On May 17, 2017, Leitner began walking from Princeton, N.J. to San Francisco, Calif. to raise awareness across the U.S. around the issue of clean water — lugging 10 gallons of water every step of what will become 3,215 miles.
When he sat down with Capital Area Women’s LifeStyle Magazine in June, Leitner believed Michigan marked 700 miles into his momentous trek that should wrap up in late October. He paused in Flint before reaching Lansing to volunteer in wake of that city’s water crisis; after Lansing, his next destination was ultimately Benton Harbor, hugging the shores of Lake Michigan and making his next big rest stop Michigan City, Ind.

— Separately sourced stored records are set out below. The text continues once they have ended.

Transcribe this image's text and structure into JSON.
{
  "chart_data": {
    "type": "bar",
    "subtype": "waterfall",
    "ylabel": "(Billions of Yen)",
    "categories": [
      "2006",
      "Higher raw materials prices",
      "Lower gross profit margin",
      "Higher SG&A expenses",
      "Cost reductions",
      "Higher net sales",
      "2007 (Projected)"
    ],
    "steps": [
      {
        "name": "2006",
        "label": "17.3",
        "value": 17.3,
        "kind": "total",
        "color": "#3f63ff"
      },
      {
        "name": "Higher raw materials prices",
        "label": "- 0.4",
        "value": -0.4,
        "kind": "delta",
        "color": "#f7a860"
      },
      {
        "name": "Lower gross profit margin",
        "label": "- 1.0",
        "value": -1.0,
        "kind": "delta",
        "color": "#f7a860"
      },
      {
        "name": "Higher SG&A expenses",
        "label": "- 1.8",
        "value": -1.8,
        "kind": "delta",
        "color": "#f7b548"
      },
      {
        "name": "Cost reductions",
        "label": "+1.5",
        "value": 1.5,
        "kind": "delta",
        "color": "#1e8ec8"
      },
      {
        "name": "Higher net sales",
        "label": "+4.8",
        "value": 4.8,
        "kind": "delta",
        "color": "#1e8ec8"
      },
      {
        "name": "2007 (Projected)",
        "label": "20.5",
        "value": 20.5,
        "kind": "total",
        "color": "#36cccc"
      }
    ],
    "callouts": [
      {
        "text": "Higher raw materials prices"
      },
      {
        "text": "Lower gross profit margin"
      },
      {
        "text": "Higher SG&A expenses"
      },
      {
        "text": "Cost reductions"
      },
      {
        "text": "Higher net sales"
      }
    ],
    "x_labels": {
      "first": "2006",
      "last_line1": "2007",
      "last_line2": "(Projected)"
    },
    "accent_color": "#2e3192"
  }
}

“I guess I still have 2,500 miles or so to go,” Leitner said, who expects to complete his journey on 3 liters of water per day and food where he can find it. “So, it seems like it’s been forever, but I’m still in the very beginning works of the trip.”
Leitner’s journey is inspired by Tanzanians in East Africa who walk about 9 miles per day, 3,200 miles per year to gather water for their communities. While men focus on farming and livestock, women and children are expected to venture forth and find water, regardless of sickness or other impediments.
“I remember seeing one lady who was pregnant — had a kid on her back — try to travel back home, and images like that stuck with me,” Leitner said.
Specific involvement in Tanzania came from Leitner’s work with the Philadelphia Serengeti Alliance (PSA) while attending the University of Delaware. Leitner moved to West Virginia in Jan. 2016 after graduating with a bachelor’s degree in environmental studies, stepping into a career with the West Virginia Conservation Agency.
Leitner’s always been in shape due to rock climbing, soccer and ultimate frisbee, but he was never a trained athlete. He soon dedicated himself to complete 12 marathons over 12 months, carrying 45 pounds of water during each stretch. By the last marathon in April 2017, he already knew his current journey was on the horizon.
“If someone says, ‘I’m comfortable walking 20 miles by myself,’ I suggest trying to plan out a 30-mile trip by yourself because — that extra 10 miles — you will learn so much more about yourself,” Leitner said.
It took months of planning to customize a walkable path with Google Maps, and GPS devices like SPOT are useful to let loved ones know that he’s okay. So far, only stray animals nipping at equipment have given him any trouble.
While friends, family and acquaintances help find shelter, it doesn’t always work out so simply for Leitner. Local churches serve as an alternative, as well as the backyards of community members willing to hear his story.
“Friends and family-wise, they’re always looking out for me,” Leitner said. “When I’ve been on the road, and I’m kind of at the whim of strangers, I’ve learned everyone has wonderful intentions and would like to help out as much as they can too.”
It’s no secret that Leitner’s vision for clean water is not limited to one geographical location. In the future, he hopes his nonprofit, Mission Clean Water, can leverage the marketing capacity of similar organizations. For now, Leitner’s sights are set on the Golden Gate Bridge in San Francisco.
“It feels really good,” Leitner said. “Even on days where it’s really hard or physically challenging or really hot, I still can’t see myself anywhere else. Every time I had a bad moment or good moment and meet someone new, I’m like, ‘this is perfect’.”